U.S., Allies Bolstering Electronic Warfare Systems
The global military airborne electronic warfare market offers major opportunities for equipment manufacturers as countries respond to growing threats, according to a recent report from Frost & Sullivan.
The study titled, “Global Military Airborne Electronic Warfare Market, Forecast to 2028,” projects $30.8 billion in revenue for contractors between 2018 and the latter part of this decade. About $21 billion of that will come from planned future procurements of EW systems.
The investments are a response to weapons modernization by advanced adversaries, said Brad Curran, a senior aerospace and defense industry analyst at Frost & Sullivan.
There is a new generation of enemy missiles with extended ranges that are better able to survive jamming, he told National Defense.
“Our near-peer adversaries have really moved the ball forward with their capability for anti-aircraft and anti-ship missiles,” he said. “We’ve got some catching up to do.”
A number of initiatives are underway to address the threat, including ensuring Navy EA-18G Growlers have the most up-to-date software and jamming capability, Curran noted.
Last year, Northrop Grumman received $1.2 billion in new contracts for electronic warfare systems including an airborne next-generation jammer, according to Curran.
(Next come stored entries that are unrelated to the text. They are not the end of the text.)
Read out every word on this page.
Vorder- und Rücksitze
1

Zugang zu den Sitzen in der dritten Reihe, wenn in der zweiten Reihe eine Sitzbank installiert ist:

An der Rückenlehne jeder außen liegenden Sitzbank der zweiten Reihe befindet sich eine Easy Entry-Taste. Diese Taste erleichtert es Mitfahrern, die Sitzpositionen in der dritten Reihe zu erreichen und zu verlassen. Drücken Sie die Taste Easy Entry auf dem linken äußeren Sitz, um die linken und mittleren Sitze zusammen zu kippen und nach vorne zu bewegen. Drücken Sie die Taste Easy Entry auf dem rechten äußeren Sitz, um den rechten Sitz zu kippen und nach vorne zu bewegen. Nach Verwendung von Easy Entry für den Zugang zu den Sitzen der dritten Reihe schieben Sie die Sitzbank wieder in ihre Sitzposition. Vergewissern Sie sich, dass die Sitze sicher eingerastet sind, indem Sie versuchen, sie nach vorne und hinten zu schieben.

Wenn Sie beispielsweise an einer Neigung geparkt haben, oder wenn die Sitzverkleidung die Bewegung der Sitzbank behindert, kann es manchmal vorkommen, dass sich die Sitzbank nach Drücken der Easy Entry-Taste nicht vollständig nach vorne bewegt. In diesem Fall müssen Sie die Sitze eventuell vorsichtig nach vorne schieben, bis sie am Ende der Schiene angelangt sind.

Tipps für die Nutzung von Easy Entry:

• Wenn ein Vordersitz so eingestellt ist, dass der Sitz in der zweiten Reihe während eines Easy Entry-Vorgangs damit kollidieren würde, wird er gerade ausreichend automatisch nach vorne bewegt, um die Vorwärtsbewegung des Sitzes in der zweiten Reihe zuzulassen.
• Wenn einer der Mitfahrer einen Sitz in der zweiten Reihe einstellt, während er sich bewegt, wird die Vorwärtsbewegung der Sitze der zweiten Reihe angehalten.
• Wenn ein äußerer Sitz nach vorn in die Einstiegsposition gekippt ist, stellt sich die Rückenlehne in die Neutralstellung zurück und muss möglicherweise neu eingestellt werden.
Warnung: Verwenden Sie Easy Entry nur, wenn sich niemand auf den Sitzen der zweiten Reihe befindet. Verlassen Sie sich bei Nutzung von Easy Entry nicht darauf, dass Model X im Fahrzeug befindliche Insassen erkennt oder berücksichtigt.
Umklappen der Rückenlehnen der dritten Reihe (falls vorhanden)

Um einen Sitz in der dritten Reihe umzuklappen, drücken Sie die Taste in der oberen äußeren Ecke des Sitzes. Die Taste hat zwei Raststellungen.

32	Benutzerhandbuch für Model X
Raytheon and Lockheed Martin are other primes that are heavily involved in developing EW technology.
The United States is expected to lead the way in electronic warfare spending over the forecast period, but European allies and partners are also beefing up their defenses.
“Norway, Sweden, Finland — they’re also very concerned about air and naval deployments by Russia,” Curran said. “They’re really stepping up their electronic warfare as well. So you’ve got companies like Saab and Kongsberg and others that have really helped to improve that capability.”
In the Asia-Pacific, countries like Japan, South Korea and Australia are also investing.
“With the … farther offshore naval and air capability that the Chinese are developing, those countries are also very, very interested in advancing their electronic warfare capability,” Curran said.
In the Middle East, Israel is another major player in the market, he added.
Foreign partners keep a close eye on U.S. military modernization and the systems the Pentagon is buying. That opens up opportunities for foreign military sales, he noted.
“When we talk about those other big global players, or at least wealthy countries … that will upgrade their systems, in most cases they’re going to follow and trace” their U.S. ally, Curran said.